En este contexto es interesante recordar el último viaje oficial del presidente del Gobierno a Túnez y Egipto, cuyo programa incluyó, además, una reunión con el presidente de la Organización para la Liberación de Palestina, Arafat, en la residencia del secretario general de la Liga Árabe, Klibi, en Túnez. ¿Veleidad tercermundista del presidente de un Gobierno que ha mantenido -vía referéndum- a España en la OTAN, con matices cualificados, y que nos ha integrado plenamente en la CE? ¿O más bien sentido del Estado? ¿Quién puede reprochar a un Gobierno como el español actual, que parte de una posición de prestigio democrático, de coherencia institucional, de solidez funcional y de participación responsable -aunque no exenta de crítica- en el común quehacer euroccidental, tomar decisiones en defensa de importantes intereses de España que deben ser impulsados mediante una adecuada política mediterránea?
En función de nuestros atributos geográficos y culturales, el marco prioritario de nuestra acción exterior debe ser lógicamente Europa y el Mediterráno, que incluye pueblos europeos y no europeos. Lo demás vendrá por añadidura. Y desde que somos miembros de la CE nuestra capacidad teórica de actuación ha aumentado grandemente.
Cierto es que nos faltan medios económicos para una articulación ideal de nuestra política exterior, pero también se ha avanzado en este campo, y aunque queda trecho por recorrer, las perspectivas no son tan desalentadoras como hace unos años.
Objetivos concretos
Es asimismo conveniente señalar que ni las relaciones internacionales en general ni la política exterior en particular son entelequia para teóricos o para políticos que ejercen una función un tanto lejana de la realidad cotidiana. Antes al contrario, la política exterior no es sino la manera de alcanzar objetivos concretos que, bien concebidos y adecuadamente perseguidos, tienden a satisfacer los intereses y propósitos de la sociedad nacional.
Si además el Gobierno que dirige la política exterior posee una determinada sensibilidad que lo lleva a preocuparse de las desigualdades existentes en la sociedad internacional, procurando colaborar a transformar sus injustas estructuras actuales, ello hará que en el despliegue de la política externa tenga en cuenta no únicamente la defensa del interés nacional sino también la del internacional. Fines no solamente compatibles sino mutuamente convenientes para el bienestar de unos y de otros.

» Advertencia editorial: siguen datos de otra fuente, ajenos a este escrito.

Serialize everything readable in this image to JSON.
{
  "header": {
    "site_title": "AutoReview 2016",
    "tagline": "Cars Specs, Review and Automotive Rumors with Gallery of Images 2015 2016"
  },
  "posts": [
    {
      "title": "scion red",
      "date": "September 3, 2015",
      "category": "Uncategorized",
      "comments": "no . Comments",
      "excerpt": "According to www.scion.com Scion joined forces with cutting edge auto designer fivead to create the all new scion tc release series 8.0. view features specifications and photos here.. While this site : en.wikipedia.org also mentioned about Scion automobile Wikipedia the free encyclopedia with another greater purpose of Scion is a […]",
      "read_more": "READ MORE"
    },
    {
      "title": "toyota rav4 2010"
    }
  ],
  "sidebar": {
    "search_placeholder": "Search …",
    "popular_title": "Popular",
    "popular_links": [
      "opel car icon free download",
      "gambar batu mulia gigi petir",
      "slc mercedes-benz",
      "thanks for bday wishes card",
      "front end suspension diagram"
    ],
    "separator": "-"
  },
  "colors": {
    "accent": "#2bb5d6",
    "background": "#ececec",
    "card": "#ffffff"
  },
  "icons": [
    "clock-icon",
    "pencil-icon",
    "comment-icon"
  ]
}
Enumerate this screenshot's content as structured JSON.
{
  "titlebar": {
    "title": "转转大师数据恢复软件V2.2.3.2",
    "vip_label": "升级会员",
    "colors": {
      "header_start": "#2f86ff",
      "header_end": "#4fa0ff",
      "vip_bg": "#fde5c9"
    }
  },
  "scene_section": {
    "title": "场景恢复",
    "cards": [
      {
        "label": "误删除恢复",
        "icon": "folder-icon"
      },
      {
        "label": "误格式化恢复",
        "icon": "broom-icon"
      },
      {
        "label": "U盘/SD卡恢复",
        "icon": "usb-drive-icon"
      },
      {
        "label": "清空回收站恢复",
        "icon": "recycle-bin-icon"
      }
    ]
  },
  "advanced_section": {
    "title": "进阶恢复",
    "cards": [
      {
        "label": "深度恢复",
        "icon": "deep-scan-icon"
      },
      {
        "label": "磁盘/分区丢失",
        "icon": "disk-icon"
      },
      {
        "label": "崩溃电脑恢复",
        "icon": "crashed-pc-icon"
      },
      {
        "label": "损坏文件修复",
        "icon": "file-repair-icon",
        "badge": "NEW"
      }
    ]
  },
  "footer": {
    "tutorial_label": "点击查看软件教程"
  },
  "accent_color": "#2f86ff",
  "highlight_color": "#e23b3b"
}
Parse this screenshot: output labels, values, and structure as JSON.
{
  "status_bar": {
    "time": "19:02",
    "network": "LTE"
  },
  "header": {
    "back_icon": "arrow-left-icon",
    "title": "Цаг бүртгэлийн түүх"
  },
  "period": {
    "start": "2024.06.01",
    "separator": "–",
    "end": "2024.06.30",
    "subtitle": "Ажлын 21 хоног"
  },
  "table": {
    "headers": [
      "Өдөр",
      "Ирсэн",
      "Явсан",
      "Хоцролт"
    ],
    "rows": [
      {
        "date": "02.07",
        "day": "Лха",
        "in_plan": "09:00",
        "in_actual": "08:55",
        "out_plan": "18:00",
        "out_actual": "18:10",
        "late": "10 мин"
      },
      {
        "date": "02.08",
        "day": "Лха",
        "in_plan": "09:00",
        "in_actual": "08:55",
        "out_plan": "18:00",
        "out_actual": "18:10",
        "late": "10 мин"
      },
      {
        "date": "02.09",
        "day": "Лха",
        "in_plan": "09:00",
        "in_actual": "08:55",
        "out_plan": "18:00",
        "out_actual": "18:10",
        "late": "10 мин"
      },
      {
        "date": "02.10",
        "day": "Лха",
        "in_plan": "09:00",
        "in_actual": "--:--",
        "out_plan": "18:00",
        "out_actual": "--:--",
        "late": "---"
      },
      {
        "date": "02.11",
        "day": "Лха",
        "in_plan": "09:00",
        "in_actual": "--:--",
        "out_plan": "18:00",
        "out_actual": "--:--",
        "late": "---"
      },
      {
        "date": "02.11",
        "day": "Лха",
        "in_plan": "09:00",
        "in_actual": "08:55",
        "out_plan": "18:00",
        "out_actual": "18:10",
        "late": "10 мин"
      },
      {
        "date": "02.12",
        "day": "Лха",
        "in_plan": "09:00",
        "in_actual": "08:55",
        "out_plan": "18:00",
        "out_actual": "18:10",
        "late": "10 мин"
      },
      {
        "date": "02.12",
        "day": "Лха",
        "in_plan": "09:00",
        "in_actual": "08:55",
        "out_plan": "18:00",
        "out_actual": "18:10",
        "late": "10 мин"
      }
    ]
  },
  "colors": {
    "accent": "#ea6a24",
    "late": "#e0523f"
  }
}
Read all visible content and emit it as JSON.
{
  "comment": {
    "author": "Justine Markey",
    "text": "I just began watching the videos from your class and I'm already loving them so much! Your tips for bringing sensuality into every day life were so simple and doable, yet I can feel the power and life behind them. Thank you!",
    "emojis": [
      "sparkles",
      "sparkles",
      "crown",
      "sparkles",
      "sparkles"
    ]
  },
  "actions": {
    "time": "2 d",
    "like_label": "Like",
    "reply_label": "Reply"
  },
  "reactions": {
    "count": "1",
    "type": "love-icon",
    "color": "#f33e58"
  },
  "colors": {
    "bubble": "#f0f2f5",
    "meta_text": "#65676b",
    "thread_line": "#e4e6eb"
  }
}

¿De qué sirven unas cuantas sociedades occidentales prósperas, modernas y socialmente equilibradas en el plano interno si se hallan aisladas por un océano de pueblos económicamente atrasados, política y socialmente inestables y algunos de ellos explosivos?
Pueblos que -como el palestino- no disponen ni siquiera de suelo donde organizar una sociedad estable y en paz con los vecinos de su entorno. O pueblos como el egipcio que, aun cuando disponiendo de Estado, se encuentran en precaria, tensa, situación social y económica, cercana a la revuelta.
¿Puede extrañar que el presidente del Gobierno -una vez establecidas relaciones diplomáticas con Israel- continúe preocupándose de los palestinos y que, tras entrevistarse con Arafat, por segunda vez en tres años, afirme que "creer en la autodeterminación significa, como la propia palabra indica, no pronunciarse sobre cuál será la decisión final y respaldar como válida cualquier solución que tome el pueblo palestino en función de sus intereses?
La sociedad española integrada ya formalmente en la CE -si bien, como sucedió al resto de los socios comunitarios, el disfrute global de tal situación y la conciencia y sentimiento de europeidad plena tardará años en desarrollarse- irá crecientemente sensibilizándose por el hecho de que el mundo de hoy es cada día más interdependiente, y asumiendo que, viviendo y perteneciendo a la orilla norte del Mediterráneo es imposible -aun cuando se deseara- desligarse ("seguridad y cooperación compartidas") de los problemas graves de la orilla sur. Y hay problemas que deben ser resueltos entre todos si no se quiere que acaben afectando sustancialmente a sociedades próximas supuestamente desproblematizadas. De ahí que, refiriéndose a los que eran objeto de su viaje, el presidente del Gobierno dijera en Túnez a los palestinos que "no es posible mantener generaciones que nacen y crecen en una situación de esa misma naturaleza (la violencia) y pretender que de esa situación no surjan brotes de reacción crudos y violentos", y en El Cairo, al discutir las relaciones bilaterales, manifestara su plena comprensión y la buena disposición de España hacia el drama socioeconómico que atraviesa el país del Nilo, comprometiéndose a, al menos en parte, renegociar la deuda que su Gobierno tiene con nosotros. No otra cosa podíamos ni debíamos hacer si deseamos tener, como los otros, una presencia y algo concreto que decir en el futuro en esa zona del mundo.
Estrategia activa
En suma, el viaje presidencial a Túnez y a El Cairo (y en años inmediatamente anteriores a Arabia Saudí, Jordania y Marruecos), junto con los del vicepresidente a Argelia y los del ministro de Asuntos Exteriores a Siria, Jordania e Israel, así como la cumbre hispanoitaliana celebrada hace semanas en Mallorca, forma parte de una estrategia que se pretende cada vez más activa y mejor elaborada y que contribuya a nuestra participación en un sistema euromediterráneo de cooperación y entendimiento entre los pueblos de ambas riberas, en beneficio de todos ellos.